United States v. True

28 M.J. 1, 1989 CMA LEXIS 7, 1989 WL 16018
CourtUnited States Court of Military Appeals
DecidedFebruary 28, 1989
DocketMisc. No. 88-32; NMCM 87 3657M
StatusPublished
Cited by29 cases

This text of 28 M.J. 1 (United States v. True) is published on Counsel Stack Legal Research, covering United States Court of Military Appeals primary law. Counsel Stack provides free access to over 12 million legal documents including statutes, case law, regulations, and constitutions.

Bluebook
United States v. True, 28 M.J. 1, 1989 CMA LEXIS 7, 1989 WL 16018 (cma 1989).

Opinion

OPINION OF THE COURT

SULLIVAN, Judge:

The accused was charged1 with wrongful possession of lysergic acid diethylamide (LSD) (2 specifications) and of marijuana, wrongful possession of LSD with intent to distribute, wrongful distribution of LSD, wrongful use of marijuana, absence without leave, and perjury (2 specifications), in violation of Articles 112a, 86, and 131, Uniform Code of Military Justice, 10 U.S.C. §§ 912a, 886, and 931, respectively. These charges were referred to a general court-martial at Naval Station, Norfolk, Virginia. During pretrial Article 39(a), UCMJ, 10 U.S.C. § 839(a), hearings in October 1987, the prosecution made clear that the convening authority refused to pay the fees of an expert sought by the defense. After concluding that the experts alternatively proffered by the prosecution did not possess adequate qualifications, the military judge abated the proceedings. The Government appealed the abatement order to the Court of Military Review, which concluded that it lacked jurisdiction under Article 62, UCMJ, 10 U.S.C. § 862, to hear this appeal. 26 MJ 771 (1988).

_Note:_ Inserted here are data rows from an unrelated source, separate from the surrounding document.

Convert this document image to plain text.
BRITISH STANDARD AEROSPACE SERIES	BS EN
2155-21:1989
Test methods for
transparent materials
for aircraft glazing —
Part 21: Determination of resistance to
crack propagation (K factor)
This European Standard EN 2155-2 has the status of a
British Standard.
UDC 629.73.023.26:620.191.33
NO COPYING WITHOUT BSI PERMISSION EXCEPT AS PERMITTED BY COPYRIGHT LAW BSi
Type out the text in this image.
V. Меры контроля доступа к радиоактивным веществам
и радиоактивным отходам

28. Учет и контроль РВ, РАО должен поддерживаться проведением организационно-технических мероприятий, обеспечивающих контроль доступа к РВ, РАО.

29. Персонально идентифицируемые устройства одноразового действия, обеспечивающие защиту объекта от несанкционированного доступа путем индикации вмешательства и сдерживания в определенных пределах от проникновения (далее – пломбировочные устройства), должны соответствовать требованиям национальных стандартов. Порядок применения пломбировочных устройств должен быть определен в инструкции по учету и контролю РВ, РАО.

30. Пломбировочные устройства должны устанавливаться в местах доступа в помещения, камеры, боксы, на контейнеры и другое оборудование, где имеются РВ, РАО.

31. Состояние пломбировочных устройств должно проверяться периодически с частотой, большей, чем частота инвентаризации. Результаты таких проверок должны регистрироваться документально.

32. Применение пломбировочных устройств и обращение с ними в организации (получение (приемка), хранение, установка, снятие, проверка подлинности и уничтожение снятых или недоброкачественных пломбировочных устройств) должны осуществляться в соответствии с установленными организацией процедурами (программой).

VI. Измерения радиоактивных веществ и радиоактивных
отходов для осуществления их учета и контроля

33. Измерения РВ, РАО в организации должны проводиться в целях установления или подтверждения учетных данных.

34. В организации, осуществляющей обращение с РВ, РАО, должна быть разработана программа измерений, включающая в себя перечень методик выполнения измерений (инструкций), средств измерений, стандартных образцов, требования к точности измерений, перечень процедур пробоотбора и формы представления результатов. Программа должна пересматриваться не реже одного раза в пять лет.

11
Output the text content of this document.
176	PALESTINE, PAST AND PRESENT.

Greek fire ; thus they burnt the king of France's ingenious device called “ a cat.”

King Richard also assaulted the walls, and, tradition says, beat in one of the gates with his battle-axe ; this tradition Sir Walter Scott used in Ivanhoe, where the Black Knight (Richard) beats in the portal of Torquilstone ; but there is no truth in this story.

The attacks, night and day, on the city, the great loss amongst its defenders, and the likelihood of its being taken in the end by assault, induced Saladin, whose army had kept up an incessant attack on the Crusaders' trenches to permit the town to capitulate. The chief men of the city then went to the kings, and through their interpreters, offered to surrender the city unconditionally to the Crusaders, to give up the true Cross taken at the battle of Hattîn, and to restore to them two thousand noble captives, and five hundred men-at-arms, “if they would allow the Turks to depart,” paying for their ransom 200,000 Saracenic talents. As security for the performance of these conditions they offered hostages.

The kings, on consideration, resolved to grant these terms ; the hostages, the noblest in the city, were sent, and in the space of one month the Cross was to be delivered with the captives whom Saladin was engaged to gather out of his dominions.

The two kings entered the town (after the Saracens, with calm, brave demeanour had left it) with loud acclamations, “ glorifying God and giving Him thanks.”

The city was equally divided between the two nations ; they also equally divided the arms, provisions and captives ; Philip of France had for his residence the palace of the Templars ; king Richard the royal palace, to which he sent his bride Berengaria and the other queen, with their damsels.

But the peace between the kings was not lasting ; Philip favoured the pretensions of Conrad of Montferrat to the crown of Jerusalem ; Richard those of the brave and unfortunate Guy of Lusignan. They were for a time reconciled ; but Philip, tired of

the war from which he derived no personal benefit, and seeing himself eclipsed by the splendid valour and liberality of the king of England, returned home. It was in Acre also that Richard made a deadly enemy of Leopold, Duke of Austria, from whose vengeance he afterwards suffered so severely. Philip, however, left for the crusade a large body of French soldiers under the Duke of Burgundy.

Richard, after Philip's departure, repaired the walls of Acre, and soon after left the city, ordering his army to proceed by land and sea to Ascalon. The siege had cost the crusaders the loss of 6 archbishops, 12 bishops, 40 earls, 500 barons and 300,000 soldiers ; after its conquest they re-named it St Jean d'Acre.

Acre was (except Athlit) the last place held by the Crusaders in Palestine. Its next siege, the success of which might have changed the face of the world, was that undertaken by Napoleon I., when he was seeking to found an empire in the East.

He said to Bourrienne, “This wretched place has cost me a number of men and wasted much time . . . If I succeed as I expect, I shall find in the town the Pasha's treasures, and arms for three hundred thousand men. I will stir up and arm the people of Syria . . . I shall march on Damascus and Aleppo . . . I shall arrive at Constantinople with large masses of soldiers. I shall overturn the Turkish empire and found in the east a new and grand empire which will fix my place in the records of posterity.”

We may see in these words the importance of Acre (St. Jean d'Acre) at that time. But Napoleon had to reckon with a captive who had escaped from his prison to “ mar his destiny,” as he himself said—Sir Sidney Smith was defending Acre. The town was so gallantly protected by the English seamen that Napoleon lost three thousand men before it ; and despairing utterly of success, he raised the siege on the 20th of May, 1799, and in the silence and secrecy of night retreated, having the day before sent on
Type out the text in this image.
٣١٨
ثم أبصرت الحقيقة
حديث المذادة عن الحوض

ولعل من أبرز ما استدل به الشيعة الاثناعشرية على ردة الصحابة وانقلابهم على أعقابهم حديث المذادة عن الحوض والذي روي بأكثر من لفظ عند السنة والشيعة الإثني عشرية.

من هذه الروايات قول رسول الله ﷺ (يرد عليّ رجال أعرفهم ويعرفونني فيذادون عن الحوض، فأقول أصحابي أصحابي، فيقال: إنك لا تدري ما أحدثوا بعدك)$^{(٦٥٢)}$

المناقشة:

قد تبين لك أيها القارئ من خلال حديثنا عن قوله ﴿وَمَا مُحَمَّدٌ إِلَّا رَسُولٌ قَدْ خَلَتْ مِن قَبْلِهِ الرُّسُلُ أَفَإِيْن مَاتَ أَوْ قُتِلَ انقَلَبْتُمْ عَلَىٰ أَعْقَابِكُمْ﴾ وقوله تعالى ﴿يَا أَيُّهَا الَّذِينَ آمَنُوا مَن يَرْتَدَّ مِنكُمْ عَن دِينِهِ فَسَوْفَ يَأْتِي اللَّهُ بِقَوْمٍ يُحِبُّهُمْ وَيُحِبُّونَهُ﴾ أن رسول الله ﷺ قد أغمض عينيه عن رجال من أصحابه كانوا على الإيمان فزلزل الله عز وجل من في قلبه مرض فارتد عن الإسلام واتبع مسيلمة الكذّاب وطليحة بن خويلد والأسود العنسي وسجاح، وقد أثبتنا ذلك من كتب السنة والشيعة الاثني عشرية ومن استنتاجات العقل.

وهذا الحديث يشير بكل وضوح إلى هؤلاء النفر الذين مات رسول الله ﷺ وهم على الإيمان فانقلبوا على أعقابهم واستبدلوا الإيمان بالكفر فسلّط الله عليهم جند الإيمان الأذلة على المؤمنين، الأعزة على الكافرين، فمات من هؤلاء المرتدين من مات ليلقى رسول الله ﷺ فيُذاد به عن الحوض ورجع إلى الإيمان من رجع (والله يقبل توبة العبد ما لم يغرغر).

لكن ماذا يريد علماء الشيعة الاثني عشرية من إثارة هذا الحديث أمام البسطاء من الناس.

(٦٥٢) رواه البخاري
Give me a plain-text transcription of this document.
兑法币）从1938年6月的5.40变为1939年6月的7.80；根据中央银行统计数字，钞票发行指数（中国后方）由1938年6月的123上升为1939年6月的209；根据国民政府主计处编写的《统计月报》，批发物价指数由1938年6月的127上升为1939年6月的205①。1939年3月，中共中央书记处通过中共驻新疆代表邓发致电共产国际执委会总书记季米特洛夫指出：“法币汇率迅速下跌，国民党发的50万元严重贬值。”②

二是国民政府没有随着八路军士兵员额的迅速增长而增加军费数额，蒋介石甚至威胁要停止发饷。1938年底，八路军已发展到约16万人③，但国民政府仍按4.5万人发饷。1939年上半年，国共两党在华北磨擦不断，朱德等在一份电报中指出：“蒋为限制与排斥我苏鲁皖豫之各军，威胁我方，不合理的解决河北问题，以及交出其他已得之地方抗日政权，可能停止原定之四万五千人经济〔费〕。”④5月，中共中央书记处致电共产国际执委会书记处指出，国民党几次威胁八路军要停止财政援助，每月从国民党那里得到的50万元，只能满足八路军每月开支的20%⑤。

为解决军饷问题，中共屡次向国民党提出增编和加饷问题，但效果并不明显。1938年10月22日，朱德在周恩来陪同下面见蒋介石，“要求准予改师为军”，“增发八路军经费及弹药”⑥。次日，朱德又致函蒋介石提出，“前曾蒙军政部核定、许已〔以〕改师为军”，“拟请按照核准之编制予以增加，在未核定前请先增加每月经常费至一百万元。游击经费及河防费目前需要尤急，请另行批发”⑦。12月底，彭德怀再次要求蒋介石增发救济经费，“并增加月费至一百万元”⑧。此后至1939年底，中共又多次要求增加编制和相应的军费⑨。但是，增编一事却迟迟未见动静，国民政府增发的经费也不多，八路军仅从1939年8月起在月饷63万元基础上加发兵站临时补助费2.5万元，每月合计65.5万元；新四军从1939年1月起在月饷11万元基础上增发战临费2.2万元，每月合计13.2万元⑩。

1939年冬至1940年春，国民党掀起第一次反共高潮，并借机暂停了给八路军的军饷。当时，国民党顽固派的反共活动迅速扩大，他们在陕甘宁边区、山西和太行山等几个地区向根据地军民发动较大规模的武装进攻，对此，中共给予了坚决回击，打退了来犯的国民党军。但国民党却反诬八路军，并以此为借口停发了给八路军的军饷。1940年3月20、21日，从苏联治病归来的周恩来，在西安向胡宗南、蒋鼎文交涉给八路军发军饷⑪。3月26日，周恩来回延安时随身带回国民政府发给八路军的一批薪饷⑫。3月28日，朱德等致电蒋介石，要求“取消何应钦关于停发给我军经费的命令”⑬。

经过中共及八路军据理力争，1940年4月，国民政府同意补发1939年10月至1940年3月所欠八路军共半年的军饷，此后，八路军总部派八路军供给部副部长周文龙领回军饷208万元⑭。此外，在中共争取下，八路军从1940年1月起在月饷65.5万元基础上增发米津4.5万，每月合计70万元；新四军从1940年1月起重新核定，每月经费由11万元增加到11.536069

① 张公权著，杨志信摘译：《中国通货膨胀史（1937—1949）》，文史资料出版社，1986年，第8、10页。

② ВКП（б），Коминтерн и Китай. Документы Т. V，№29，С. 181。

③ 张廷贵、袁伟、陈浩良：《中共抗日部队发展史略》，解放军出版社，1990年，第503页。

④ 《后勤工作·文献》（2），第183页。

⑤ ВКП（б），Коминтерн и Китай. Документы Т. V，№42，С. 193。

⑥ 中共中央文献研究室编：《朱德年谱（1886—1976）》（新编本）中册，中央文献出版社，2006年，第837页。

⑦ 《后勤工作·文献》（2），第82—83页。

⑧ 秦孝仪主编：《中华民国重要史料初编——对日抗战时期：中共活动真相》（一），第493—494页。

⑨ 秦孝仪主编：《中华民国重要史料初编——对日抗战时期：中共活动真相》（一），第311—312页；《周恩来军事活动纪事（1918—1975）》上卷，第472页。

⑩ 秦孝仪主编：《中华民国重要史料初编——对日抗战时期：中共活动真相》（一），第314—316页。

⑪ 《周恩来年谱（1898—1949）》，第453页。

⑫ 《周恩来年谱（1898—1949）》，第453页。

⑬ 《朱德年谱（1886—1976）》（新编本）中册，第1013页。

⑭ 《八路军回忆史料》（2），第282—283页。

Pursuant to Article 67(b)(2), UCMJ, 10 U.S.C. § 867(b)(2), the Judge Advocate General of the Navy requested this Court to review the following issue:

WHETHER THE NAVY-MARINE CORPS COURT OF MILITARY REVIEW ERRED AS A MATTER OF LAW IN CONCLUDING THAT THE COURT LACKED JURISDICTION TO ENTERTAIN AN APPEAL FROM THE [2]*2GOVERNMENT UNDER ARTICLE 62, UCMJ, FROM AN ORDER OF THE TRIAL JUDGE ABATING THE PROCEEDINGS BECAUSE THE GOVERNMENT DECLINED TO FUND AN EXPERT INVESTIGATOR THE TRIAL COURT HAD RULED SHOULD BE MADE AVAILABLE TO THE DEFENSE[.]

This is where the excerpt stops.